Pour chaque scène on observe donc les nombreuses références des films laissées par le réalisateur. On note ainsi que la tenue jaune que porte Uma Thurman pendant le combat final renvoie à celle que portait Bruce Lee dans le jeu de la mort; que le chef des sbires d’O-ren est un hommage au héros du frelon vert. Tarantino a même glissé, au début du film, le générique des films de la Shaw Brother qui produisait à l’époque de nombreux films japonais. On avait jamais vu un film aussi diversifé, il ya même, en plein milieu du film, une séquence en dessin animé type manga, Du jamais vu !

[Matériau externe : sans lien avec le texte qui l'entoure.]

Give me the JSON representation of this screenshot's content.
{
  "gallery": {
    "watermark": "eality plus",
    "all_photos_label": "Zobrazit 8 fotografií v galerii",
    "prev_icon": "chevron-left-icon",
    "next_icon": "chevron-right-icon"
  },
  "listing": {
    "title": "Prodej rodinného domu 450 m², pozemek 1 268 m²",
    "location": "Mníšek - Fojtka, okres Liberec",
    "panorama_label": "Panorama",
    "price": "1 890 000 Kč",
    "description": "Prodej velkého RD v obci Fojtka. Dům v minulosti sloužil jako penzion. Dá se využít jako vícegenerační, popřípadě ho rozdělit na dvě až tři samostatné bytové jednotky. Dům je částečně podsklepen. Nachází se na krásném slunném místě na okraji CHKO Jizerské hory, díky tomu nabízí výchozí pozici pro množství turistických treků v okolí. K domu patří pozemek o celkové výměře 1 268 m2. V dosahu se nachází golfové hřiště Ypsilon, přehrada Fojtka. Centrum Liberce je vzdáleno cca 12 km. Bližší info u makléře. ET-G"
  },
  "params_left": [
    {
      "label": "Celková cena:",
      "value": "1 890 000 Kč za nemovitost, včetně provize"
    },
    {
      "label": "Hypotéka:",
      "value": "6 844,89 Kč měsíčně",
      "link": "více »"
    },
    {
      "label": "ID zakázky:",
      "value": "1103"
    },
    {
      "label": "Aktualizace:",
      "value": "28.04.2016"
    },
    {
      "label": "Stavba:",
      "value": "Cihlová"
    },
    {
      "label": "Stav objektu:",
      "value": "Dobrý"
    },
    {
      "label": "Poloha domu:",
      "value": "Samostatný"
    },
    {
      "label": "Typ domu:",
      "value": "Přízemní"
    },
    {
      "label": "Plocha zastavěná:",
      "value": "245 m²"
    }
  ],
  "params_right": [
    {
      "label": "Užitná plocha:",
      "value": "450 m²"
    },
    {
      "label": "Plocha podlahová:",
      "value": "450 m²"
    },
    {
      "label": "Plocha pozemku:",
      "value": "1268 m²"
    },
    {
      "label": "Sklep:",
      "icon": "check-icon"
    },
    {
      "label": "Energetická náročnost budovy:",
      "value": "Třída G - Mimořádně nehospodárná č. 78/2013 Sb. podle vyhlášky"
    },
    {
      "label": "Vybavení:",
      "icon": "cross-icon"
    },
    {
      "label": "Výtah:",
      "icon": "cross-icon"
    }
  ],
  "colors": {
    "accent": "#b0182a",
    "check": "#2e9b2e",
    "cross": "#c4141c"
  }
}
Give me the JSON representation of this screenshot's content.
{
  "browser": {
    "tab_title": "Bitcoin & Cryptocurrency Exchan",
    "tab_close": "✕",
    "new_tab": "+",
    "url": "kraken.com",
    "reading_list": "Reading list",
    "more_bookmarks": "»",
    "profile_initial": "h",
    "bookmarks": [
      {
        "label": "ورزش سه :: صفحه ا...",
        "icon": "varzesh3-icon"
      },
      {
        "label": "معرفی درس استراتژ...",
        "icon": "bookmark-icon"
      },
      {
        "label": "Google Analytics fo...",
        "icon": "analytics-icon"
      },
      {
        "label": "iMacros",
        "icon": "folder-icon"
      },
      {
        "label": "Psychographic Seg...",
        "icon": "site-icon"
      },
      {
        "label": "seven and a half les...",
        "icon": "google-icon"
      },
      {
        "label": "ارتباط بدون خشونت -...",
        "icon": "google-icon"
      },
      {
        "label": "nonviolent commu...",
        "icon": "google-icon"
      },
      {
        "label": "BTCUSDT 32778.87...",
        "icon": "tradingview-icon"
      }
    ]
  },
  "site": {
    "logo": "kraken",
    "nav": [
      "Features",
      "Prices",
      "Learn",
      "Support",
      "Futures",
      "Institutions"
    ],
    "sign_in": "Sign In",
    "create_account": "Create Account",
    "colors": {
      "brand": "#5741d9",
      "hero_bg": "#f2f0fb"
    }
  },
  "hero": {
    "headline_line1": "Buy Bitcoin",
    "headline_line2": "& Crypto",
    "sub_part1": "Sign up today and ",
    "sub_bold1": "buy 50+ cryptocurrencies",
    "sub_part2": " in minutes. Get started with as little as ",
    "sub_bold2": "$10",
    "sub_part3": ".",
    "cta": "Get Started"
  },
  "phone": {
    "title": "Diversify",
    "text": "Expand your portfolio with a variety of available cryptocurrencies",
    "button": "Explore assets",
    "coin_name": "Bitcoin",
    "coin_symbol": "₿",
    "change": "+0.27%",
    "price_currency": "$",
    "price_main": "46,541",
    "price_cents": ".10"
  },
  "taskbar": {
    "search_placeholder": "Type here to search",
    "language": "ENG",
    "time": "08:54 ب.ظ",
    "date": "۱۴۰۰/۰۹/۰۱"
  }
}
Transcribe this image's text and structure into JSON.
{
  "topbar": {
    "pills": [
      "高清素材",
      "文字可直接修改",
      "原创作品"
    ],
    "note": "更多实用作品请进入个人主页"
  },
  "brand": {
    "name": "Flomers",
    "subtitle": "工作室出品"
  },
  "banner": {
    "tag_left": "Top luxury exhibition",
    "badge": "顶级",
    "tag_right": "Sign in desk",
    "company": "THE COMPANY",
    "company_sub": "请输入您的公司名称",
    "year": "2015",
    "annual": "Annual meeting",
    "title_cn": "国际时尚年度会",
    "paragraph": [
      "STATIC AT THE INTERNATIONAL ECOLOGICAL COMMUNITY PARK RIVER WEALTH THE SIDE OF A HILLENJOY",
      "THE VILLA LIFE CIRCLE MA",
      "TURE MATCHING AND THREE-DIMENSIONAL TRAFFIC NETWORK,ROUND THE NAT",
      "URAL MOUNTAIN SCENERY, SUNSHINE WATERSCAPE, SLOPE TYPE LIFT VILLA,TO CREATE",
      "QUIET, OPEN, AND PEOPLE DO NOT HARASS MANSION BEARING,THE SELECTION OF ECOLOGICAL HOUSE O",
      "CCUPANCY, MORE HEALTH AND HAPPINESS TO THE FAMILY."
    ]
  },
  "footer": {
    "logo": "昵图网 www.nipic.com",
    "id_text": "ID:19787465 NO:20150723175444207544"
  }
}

La force de Kill Bill réside également dans son esthétisme. Bien que le film soit d’une violence inouïe (ici pas question d’égratinures mais plutôt de jambes et de bras coupés par centaine et de têtes ecorchées), Tarantino a extrêmement soigné l’esthétique. Ainsi pour chaque membres coupés une petite fontaine d’hemoglobine jaillit et on prend cela au second degré; et un clignement des yeux de la mariée fait basculé le film en noir et blanc le temps d’une bataille. Mais arrêtons nous un instant sur une scène du film. La mariée vêtue de sa tenue jaune affronte O-ren au katana dans un superbe jardin japonais enneigé, filmé en plan large. Sans bruit, on admire la beauté du paysage et on comtenple le face-à-face, le sang se répendant peu à peu sur la neige. Magnifique.
Enfin, on retrouve la “Tarantino’s touch” c’est-à-dire tout ce qui avait la force de ses précedents films. A savoir, une bande originale absolument géniale collant parfaitement au fim (musique de Western durant le passage en manga ! Bang bang de Nancy Sinatra en ouverture ...), des dialogues toujours aussi exquis et des acteurs (plutôt actrices) tout simplement excellent(es). C’est la deuxième fois que Tarantino retrouve Uma Thurman, après Pulp Fiction, et elle joue très bien son rôle de vengeuse sans pitié.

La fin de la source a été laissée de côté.